On properly using volatile and synchronized (Page last updated December 2016, Added 2016-12-29, Author Enrique López Mañas, Publisher Medium). Tips:
- A resource modified from different threads concurrently can become corrupt unless concurrency controls are applied.
- The synchronized keyword applies to code blocks and methods, providing concurrency protection by ensuring that a crucial section of the code is never executed concurrently by two different threads.
- The volatile keyword applies to fields and ensures that the data in the field is always that held in main shared memory rather than thread-local memory.
- In the absence of explicit concurrency management threads can store and modify data in thread-local memory and flush to or fault from shared memory non-deterministically.
- "volatile" provides memory visibility but execution control can only be achieved via "synchronized".
- "volatile" guarantees read and write operations on the field are atomic even for long and doubles, non-volatile long and double fields reads and writes are not guaranteed to be atomic (all other field types are guaranteed to be atomic).
The Java Synchronisers (Page last updated August 2016, Added 2016-12-29, Author Carlos Morera de la Chica, Publisher Codurance). Tips:
- Synchronization does not come for free and introduces latency when accessing a lock currently held by another thread. This is known as thread contention and can also lead to deadlocks and livelocks.
- Every Java object has an exclusive intrinsic lock, acquired by entering a synchronized block guarded by that object and then released when exiting the block. Synchronized methods has the whole method as the block, using "this" as the object (or the class instance for static methods).

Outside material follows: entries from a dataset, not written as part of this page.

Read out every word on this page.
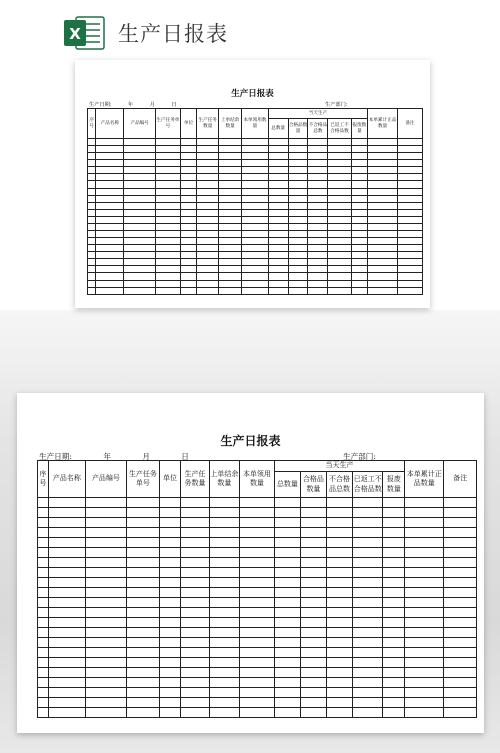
X 生产日报表
生产日报表
生产日期:	年	月	日	生产部门:
序号	产品名称	产品编号	生产任务单号	单位	生产任务数量	上单结余数量	本单领用数量	当天生产					本单累计正品数量	备注
								总数量	合格品数量	不合格品总数	已返工不合格品数	报废数量		

生产日报表
生产日期:	年	月	日	生产部门:
序号	产品名称	产品编号	生产任务单号	单位	生产任务数量	上单结余数量	本单领用数量	当天生产					本单累计正品数量	备注
								总数量	合格品数量	不合格品总数	已返工不合格品数	报废数量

Thread coordination is enabled using wait() notify() and notifyAll().
- Synchronizing over different lock objects allows you to synchronize fields separately.

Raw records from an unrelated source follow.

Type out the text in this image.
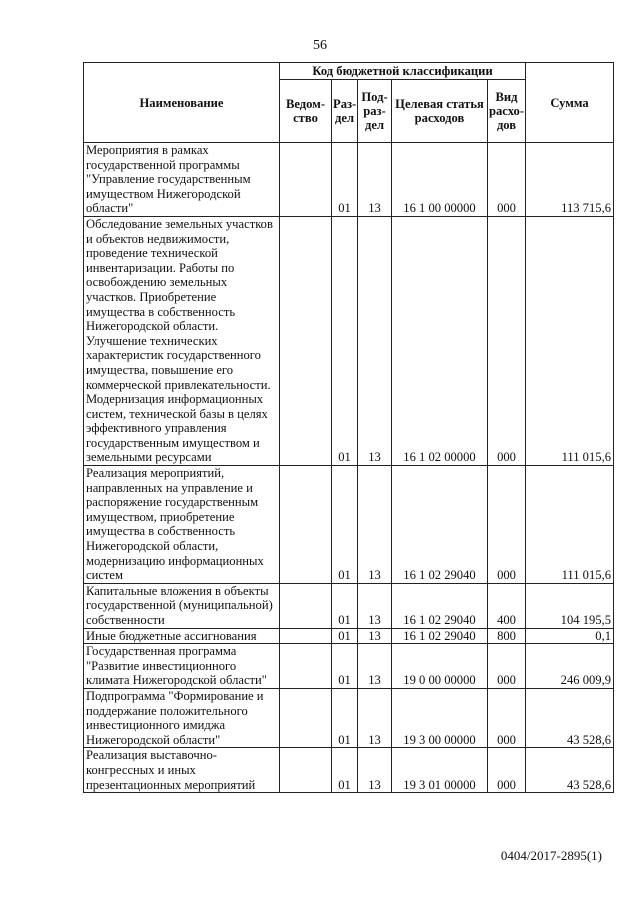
56
Наименование	Код бюджетной классификации					Сумма
	Ведом-ство	Раз-дел	Под-раз-дел	Целевая статья расходов	Вид расхо-дов	
Мероприятия в рамках государственной программы "Управление государственным имуществом Нижегородской области"		01	13	16 1 00 00000	000	113 715,6
Обследование земельных участков и объектов недвижимости, проведение технической инвентаризации. Работы по освобождению земельных участков. Приобретение имущества в собственность Нижегородской области. Улучшение технических характеристик государственного имущества, повышение его коммерческой привлекательности. Модернизация информационных систем, технической базы в целях эффективного управления государственным имуществом и земельными ресурсами		01	13	16 1 02 00000	000	111 015,6
Реализация мероприятий, направленных на управление и распоряжение государственным имуществом, приобретение имущества в собственность Нижегородской области, модернизацию информационных систем		01	13	16 1 02 29040	000	111 015,6
Капитальные вложения в объекты государственной (муниципальной) собственности		01	13	16 1 02 29040	400	104 195,5
Иные бюджетные ассигнования		01	13	16 1 02 29040	800	0,1
Государственная программа "Развитие инвестиционного климата Нижегородской области"		01	13	19 0 00 00000	000	246 009,9
Подпрограмма "Формирование и поддержание положительного инвестиционного имиджа Нижегородской области"		01	13	19 3 00 00000	000	43 528,6
Реализация выставочно-конгрессных и иных презентационных мероприятий		01	13	19 3 01 00000	000	43 528,6
0404/2017-2895(1)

- CountDownLatch allows multiple threads to wait until the latch has countdown to 0. It initialises with a number, each thread-safe call to countDown() decrements the count and the await() call blocks until the count reaches 0.
- Semaphore restricts thread access: acquire() blocks until a permit is available; release() adds a permit, releasing a blocking acquirer.
- CyclicBarrier allows threads to wait for each other to reach a common barrier point, it behavies similarly to CountDownLatch but counting up to N, with support for an optional runnable that runs after the last party arrives. It can be reused after threads are released.
- Exchanger blocks until its counterpart presents its information. The same behaviour occurs at both sides.
- Phaser is similar to CountDownLatch and CyclicBarrier, but more flexible. Parties can register and deregister at any time; you can block until all parties arrive, or it can be terminated forcing all synchronization methods to return.